NATS JetStreamMulti-TenancyGoDistributed Systems

Designing Tenant Isolation in a High-Throughput Messaging Platform

How I designed stream-per-domain isolation to prevent tenant cross-contamination in a production AI messaging platform.

March 1, 2026

Overview

I led the design and implementation of core messaging infrastructure for a multi-tenant AI platform. The central challenge: ensuring complete isolation between tenants in a NATS JetStream-based event pipeline, while maintaining high throughput and predictable latency.

The Problem

Early in the platform's lifecycle, all tenant events flowed through a single shared NATS stream. This worked at small scale. As tenant count grew, shared backpressure became a systemic risk, with one noisy tenant able to degrade event delivery for all others.

Key constraints:

  • At-least-once delivery guarantees
  • Sub-second event processing for real-time AI workflows
  • Zero cross-tenant data leakage (hard requirement for compliance)
  • Dynamic tenant provisioning (new tenants could be onboarded at any time)

Architecture Decision: Stream-Per-Domain

The core decision was to assign each tenant their own NATS JetStream stream, namespaced by domain:

  • Stream name: TENANT_<ID>
  • Subject prefix: tenant.<id>.events.*
  • Per-tenant retention, limits, and consumer configuration

This gave us full isolation at the NATS layer. A tenant experiencing high throughput couldn't affect another tenant's consumer lag.
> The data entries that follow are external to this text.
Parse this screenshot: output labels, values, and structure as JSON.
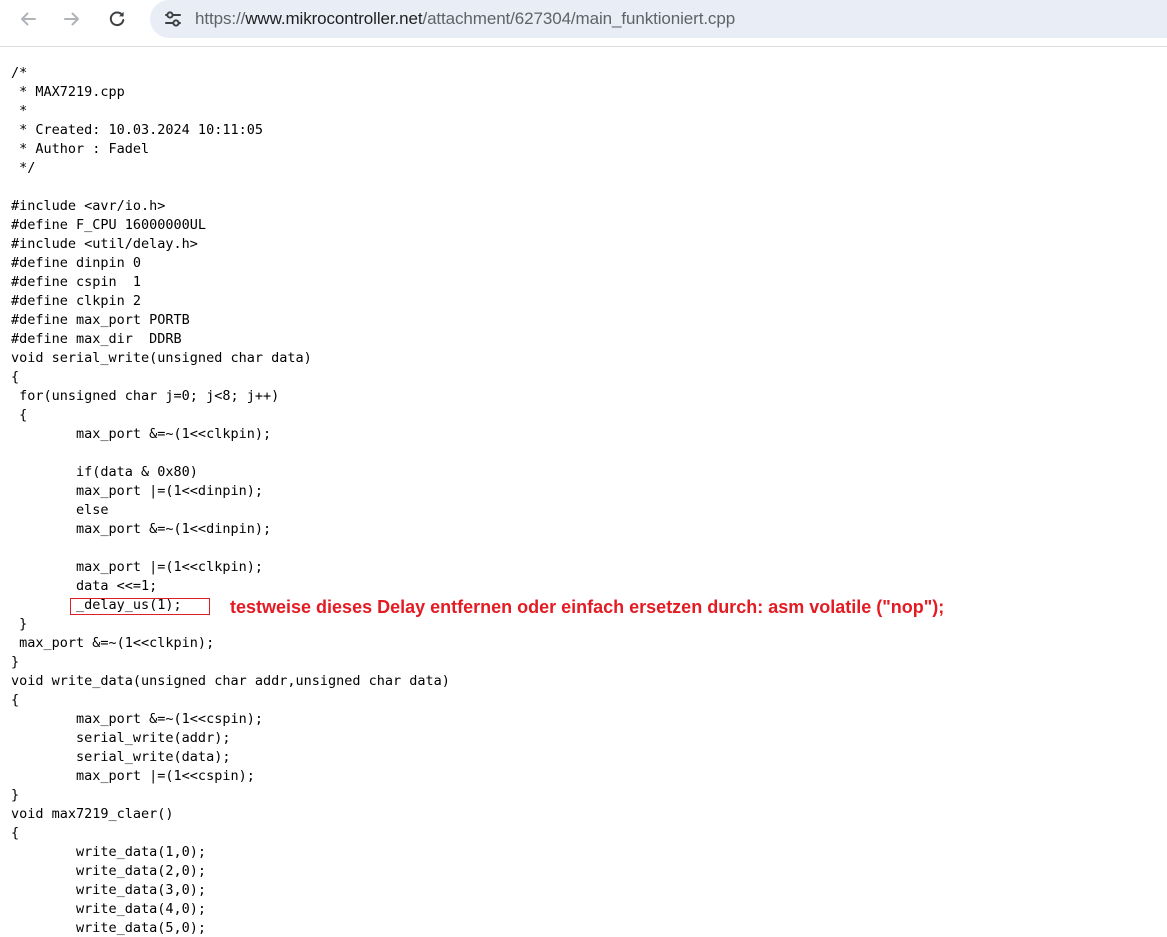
{
  "browser": {
    "url_scheme": "https://",
    "url_host": "www.mikrocontroller.net",
    "url_path": "/attachment/627304/main_funktioniert.cpp",
    "icons": {
      "back": "arrow-left-icon",
      "forward": "arrow-right-icon",
      "reload": "reload-icon",
      "site_info": "tune-icon"
    }
  },
  "code": "/*\n * MAX7219.cpp\n *\n * Created: 10.03.2024 10:11:05\n * Author : Fadel\n */\n\n#include <avr/io.h>\n#define F_CPU 16000000UL\n#include <util/delay.h>\n#define dinpin 0\n#define cspin  1\n#define clkpin 2\n#define max_port PORTB\n#define max_dir  DDRB\nvoid serial_write(unsigned char data)\n{\n for(unsigned char j=0; j<8; j++)\n {\n        max_port &=~(1<<clkpin);\n\n        if(data & 0x80)\n        max_port |=(1<<dinpin);\n        else\n        max_port &=~(1<<dinpin);\n\n        max_port |=(1<<clkpin);\n        data <<=1;\n        _delay_us(1);\n }\n max_port &=~(1<<clkpin);\n}\nvoid write_data(unsigned char addr,unsigned char data)\n{\n        max_port &=~(1<<cspin);\n        serial_write(addr);\n        serial_write(data);\n        max_port |=(1<<cspin);\n}\nvoid max7219_claer()\n{\n        write_data(1,0);\n        write_data(2,0);\n        write_data(3,0);\n        write_data(4,0);\n        write_data(5,0);",
  "annotation": {
    "text": "testweise dieses Delay entfernen oder einfach ersetzen durch: asm volatile (\"nop\");",
    "color": "#e31b23"
  }
}
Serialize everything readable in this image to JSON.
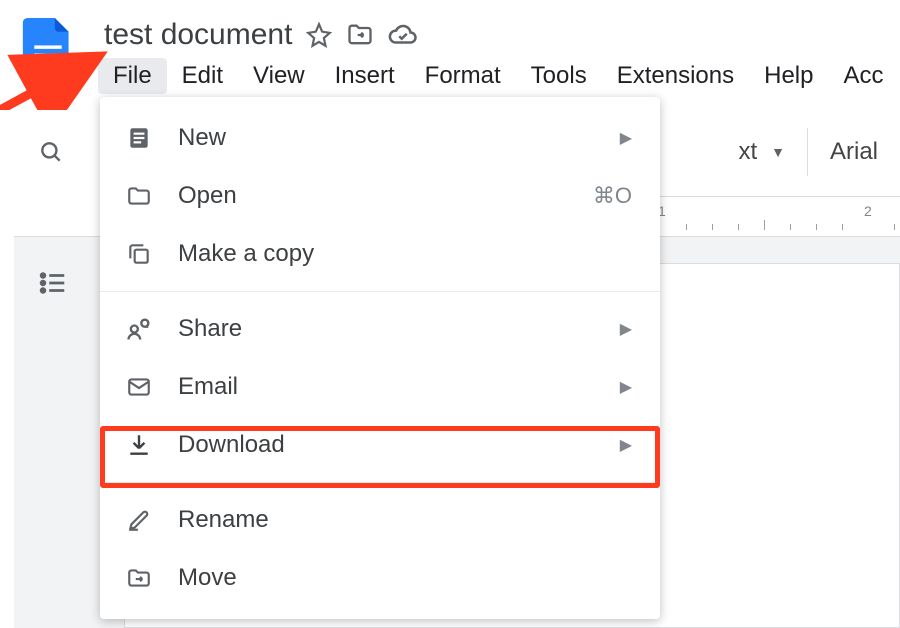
{
  "header": {
    "doc_title": "test document"
  },
  "menubar": {
    "file": "File",
    "edit": "Edit",
    "view": "View",
    "insert": "Insert",
    "format": "Format",
    "tools": "Tools",
    "extensions": "Extensions",
    "help": "Help",
    "accessibility": "Acc"
  },
  "toolbar": {
    "style_partial": "xt",
    "font": "Arial"
  },
  "ruler": {
    "tick1": "1",
    "tick2": "2"
  },
  "file_menu": {
    "new": "New",
    "open": "Open",
    "open_shortcut": "⌘O",
    "make_copy": "Make a copy",
    "share": "Share",
    "email": "Email",
    "download": "Download",
    "rename": "Rename",
    "move": "Move"
  }
}
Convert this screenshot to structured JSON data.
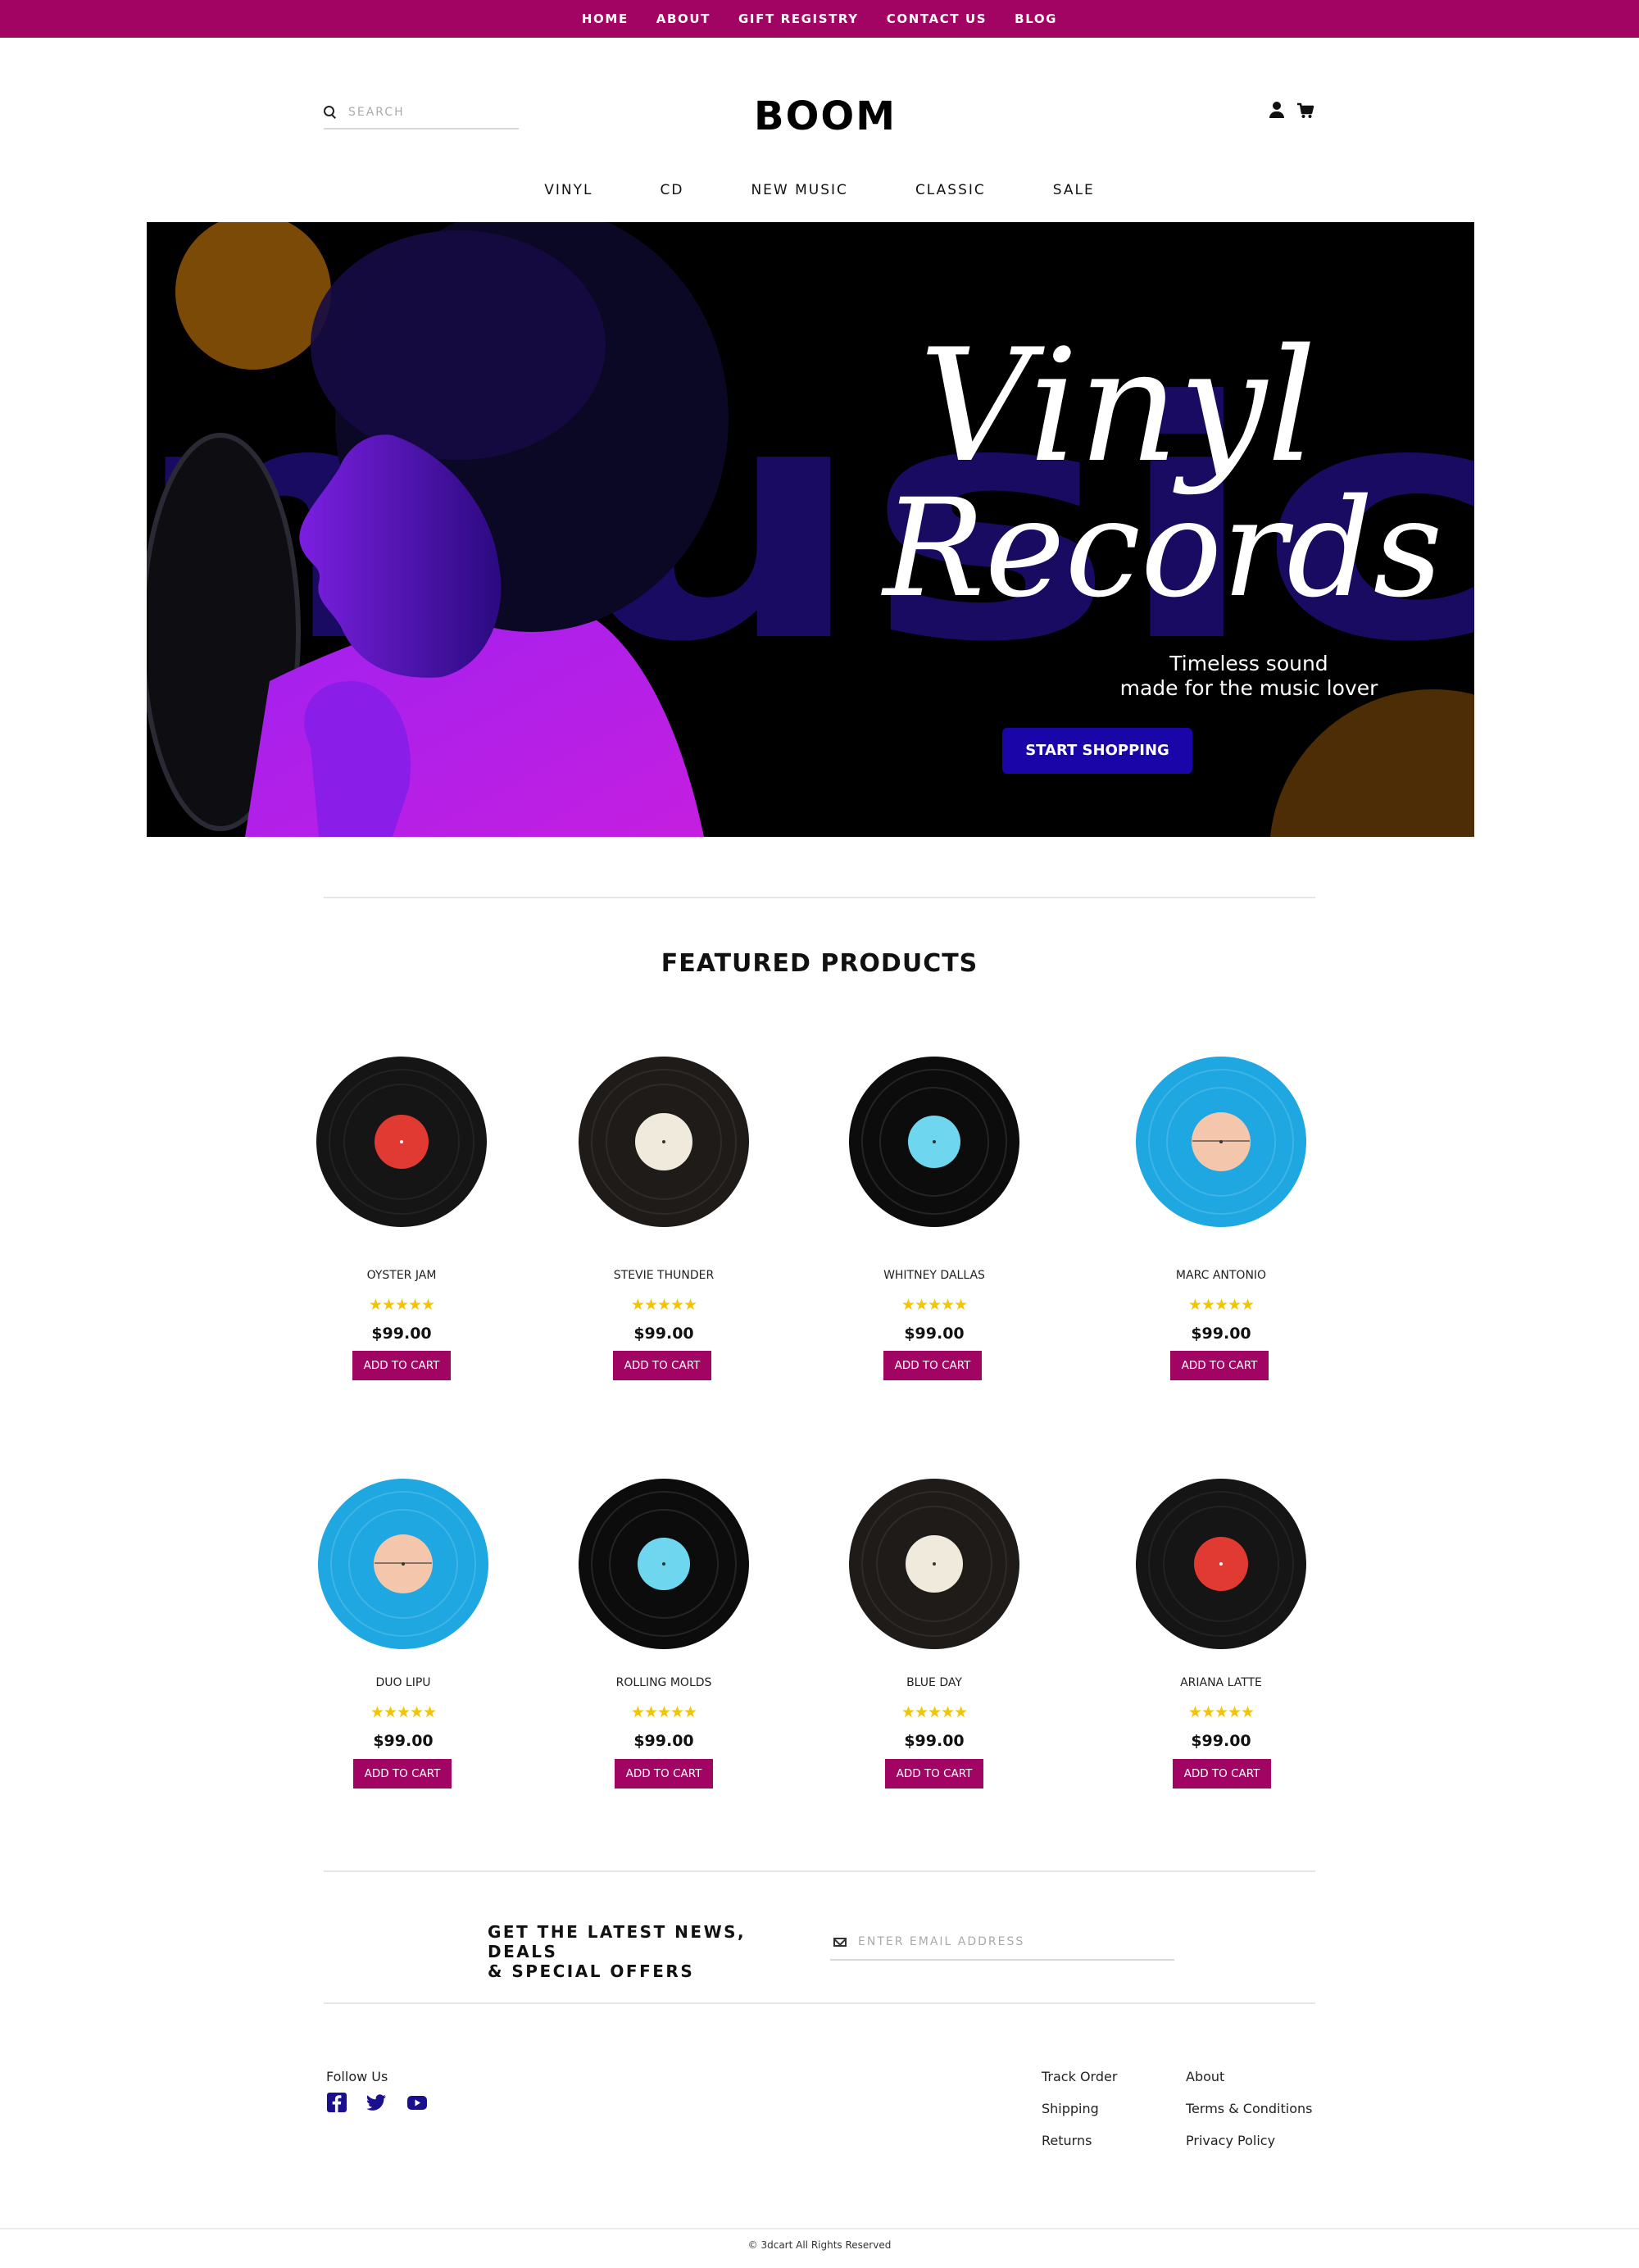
{
  "topnav": [
    "HOME",
    "ABOUT",
    "GIFT REGISTRY",
    "CONTACT US",
    "BLOG"
  ],
  "header": {
    "search_placeholder": "SEARCH",
    "logo": "BOOM",
    "user_icon": "user-icon",
    "cart_icon": "cart-icon"
  },
  "mainnav": [
    "VINYL",
    "CD",
    "NEW MUSIC",
    "CLASSIC",
    "SALE"
  ],
  "hero": {
    "bg_word": "music",
    "title_line1": "Vinyl",
    "title_line2": "Records",
    "subtitle_line1": "Timeless sound",
    "subtitle_line2": "made for the music lover",
    "cta": "START SHOPPING"
  },
  "featured": {
    "title": "FEATURED PRODUCTS",
    "rating_glyphs": "★★★★★",
    "add_label": "ADD TO CART",
    "products": [
      {
        "name": "OYSTER JAM",
        "price": "$99.00",
        "disc": "#151515",
        "label": "#e03a32"
      },
      {
        "name": "STEVIE THUNDER",
        "price": "$99.00",
        "disc": "#1e1b19",
        "label": "#efeadb"
      },
      {
        "name": "WHITNEY DALLAS",
        "price": "$99.00",
        "disc": "#0c0c0c",
        "label": "#6fd6ef"
      },
      {
        "name": "MARC ANTONIO",
        "price": "$99.00",
        "disc": "#1ea7e1",
        "label": "#f4c6ac"
      },
      {
        "name": "DUO LIPU",
        "price": "$99.00",
        "disc": "#1ea7e1",
        "label": "#f4c6ac"
      },
      {
        "name": "ROLLING MOLDS",
        "price": "$99.00",
        "disc": "#0c0c0c",
        "label": "#6fd6ef"
      },
      {
        "name": "BLUE DAY",
        "price": "$99.00",
        "disc": "#1e1b19",
        "label": "#efeadb"
      },
      {
        "name": "ARIANA LATTE",
        "price": "$99.00",
        "disc": "#151515",
        "label": "#e03a32"
      }
    ]
  },
  "newsletter": {
    "title_line1": "GET THE LATEST NEWS, DEALS",
    "title_line2": "& SPECIAL OFFERS",
    "email_placeholder": "ENTER EMAIL ADDRESS"
  },
  "footer": {
    "follow": "Follow Us",
    "social_icons": [
      "facebook-icon",
      "twitter-icon",
      "youtube-icon"
    ],
    "col1": [
      "Track Order",
      "Shipping",
      "Returns"
    ],
    "col2": [
      "About",
      "Terms & Conditions",
      "Privacy Policy"
    ],
    "copyright": "© 3dcart All Rights Reserved"
  },
  "colors": {
    "brand": "#a10462",
    "cta": "#1a05a8",
    "star": "#f5c400",
    "social": "#1a0f8e"
  }
}
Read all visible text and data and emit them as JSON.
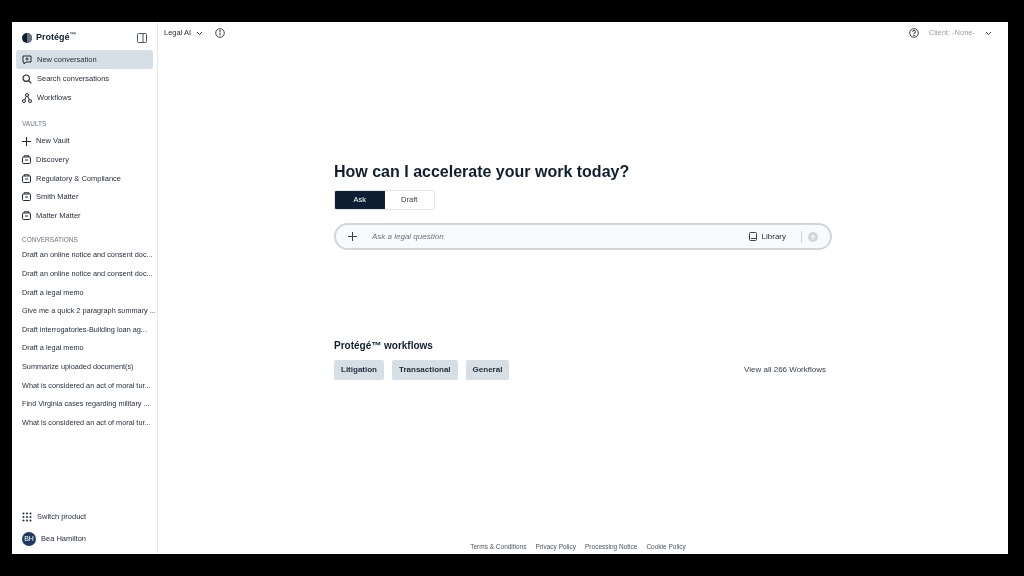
{
  "sidebar": {
    "logo": "Protégé$^{™}$",
    "nav": [
      {
        "label": "New conversation",
        "kind": "new",
        "selected": true
      },
      {
        "label": "Search conversations",
        "kind": "search",
        "selected": false
      },
      {
        "label": "Workflows",
        "kind": "workflows",
        "selected": false
      }
    ],
    "vaults_heading": "VAULTS",
    "vaults": [
      {
        "label": "New Vault",
        "kind": "add"
      },
      {
        "label": "Discovery",
        "kind": "vault"
      },
      {
        "label": "Regulatory & Compliance",
        "kind": "vault"
      },
      {
        "label": "Smith Matter",
        "kind": "vault"
      },
      {
        "label": "Matter Matter",
        "kind": "vault"
      }
    ],
    "conversations_heading": "CONVERSATIONS",
    "conversations": [
      "Draft an online notice and consent doc...",
      "Draft an online notice and consent doc...",
      "Draft a legal memo",
      "Give me a quick 2 paragraph summary ...",
      "Draft interrogatories-Building loan ag...",
      "Draft a legal memo",
      "Summarize uploaded document(s)",
      "What is considered an act of moral tur...",
      "Find Virginia cases regarding military ...",
      "What is considered an act of moral tur..."
    ],
    "switch_product": "Switch product",
    "user": {
      "initials": "BH",
      "name": "Bea Hamilton"
    }
  },
  "header": {
    "model": "Legal AI",
    "client": "Client: -None-"
  },
  "main": {
    "heading": "How can I accelerate your work today?",
    "modes": [
      {
        "label": "Ask",
        "selected": true
      },
      {
        "label": "Draft",
        "selected": false
      }
    ],
    "input": {
      "placeholder": "Ask a legal question",
      "library": "Library"
    },
    "workflows_heading": "Protégé™ workflows",
    "workflow_chips": [
      "Litigation",
      "Transactional",
      "General"
    ],
    "view_all": "View all 266 Workflows"
  },
  "footer": [
    "Terms & Conditions",
    "Privacy Policy",
    "Processing Notice",
    "Cookie Policy"
  ]
}
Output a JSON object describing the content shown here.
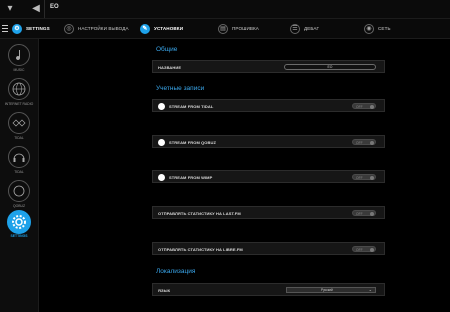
{
  "topbar": {
    "title": "EO"
  },
  "menu": {
    "label": "SETTINGS"
  },
  "tabs": [
    {
      "label": "НАСТРОЙКИ ВЫВОДА"
    },
    {
      "label": "УСТАНОВКИ"
    },
    {
      "label": "ПРОШИВКА"
    },
    {
      "label": "ДЕБАГ"
    },
    {
      "label": "СЕТЬ"
    }
  ],
  "sidebar": {
    "items": [
      {
        "label": "MUSIC"
      },
      {
        "label": "INTERNET RADIO"
      },
      {
        "label": "TIDAL"
      },
      {
        "label": "TIDAL"
      },
      {
        "label": "QOBUZ"
      },
      {
        "label": "SETTINGS"
      }
    ]
  },
  "sections": {
    "general": "Общие",
    "accounts": "Учетные записи",
    "localization": "Локализация"
  },
  "rows": {
    "name": {
      "label": "НАЗВАНИЕ",
      "value": "EO"
    },
    "tidal": {
      "label": "STREAM FROM TIDAL",
      "toggle": "OFF"
    },
    "qobuz": {
      "label": "STREAM FROM QOBUZ",
      "toggle": "OFF"
    },
    "wimp": {
      "label": "STREAM FROM WIMP",
      "toggle": "OFF"
    },
    "lastfm": {
      "label": "ОТПРАВЛЯТЬ СТАТИСТИКУ НА LAST.FM",
      "toggle": "OFF"
    },
    "librefm": {
      "label": "ОТПРАВЛЯТЬ СТАТИСТИКУ НА LIBRE.FM",
      "toggle": "OFF"
    },
    "language": {
      "label": "ЯЗЫК",
      "value": "Русский"
    }
  },
  "colors": {
    "accent": "#1ea2ea",
    "background": "#000000",
    "panel": "#161616"
  }
}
Transactional Outbox Pattern

Publishing to NATS from within a database transaction is risky, since a temporary NATS outage would fail the entire transaction. We solved this with a transactional outbox:

  1. Events are written to an outbox table within the same database transaction as the business event
  2. A background outbox worker polls for pending messages and publishes to the appropriate tenant stream
  3. Successfully published messages are marked published; failures increment a retry counter with exponential backoff

The outbox worker used SELECT FOR UPDATE SKIP LOCKED for safe concurrent processing across multiple worker replicas.

Observability

We instrumented the full pipeline with OpenTelemetry:

  • Trace spans from event creation → outbox write → NATS publish → consumer processing
  • Custom metrics: consumer lag per tenant, outbox queue depth, publish error rate
  • Per-tenant SLO tracking via distributed tracing dashboards

This observability proved essential when debugging a scenario where one tenant's consumer had stalled due to a malformed event, letting us trace the exact message and consumer state without grepping logs.

Results

  • Eliminated cross-tenant interference entirely
  • Significant reduction in p95 event processing latency
  • Outbox pattern achieved zero message loss across an extended production run
  • Tenant onboarding fully automated, with stream creation triggered on account provisioning webhook

Trade-offs

The stream-per-tenant model increases NATS server resource usage linearly with tenant count. At the scale we operated this was fine; at significantly higher tenant counts we'd evaluate NATS subject-based namespacing within fewer streams, with application-level isolation.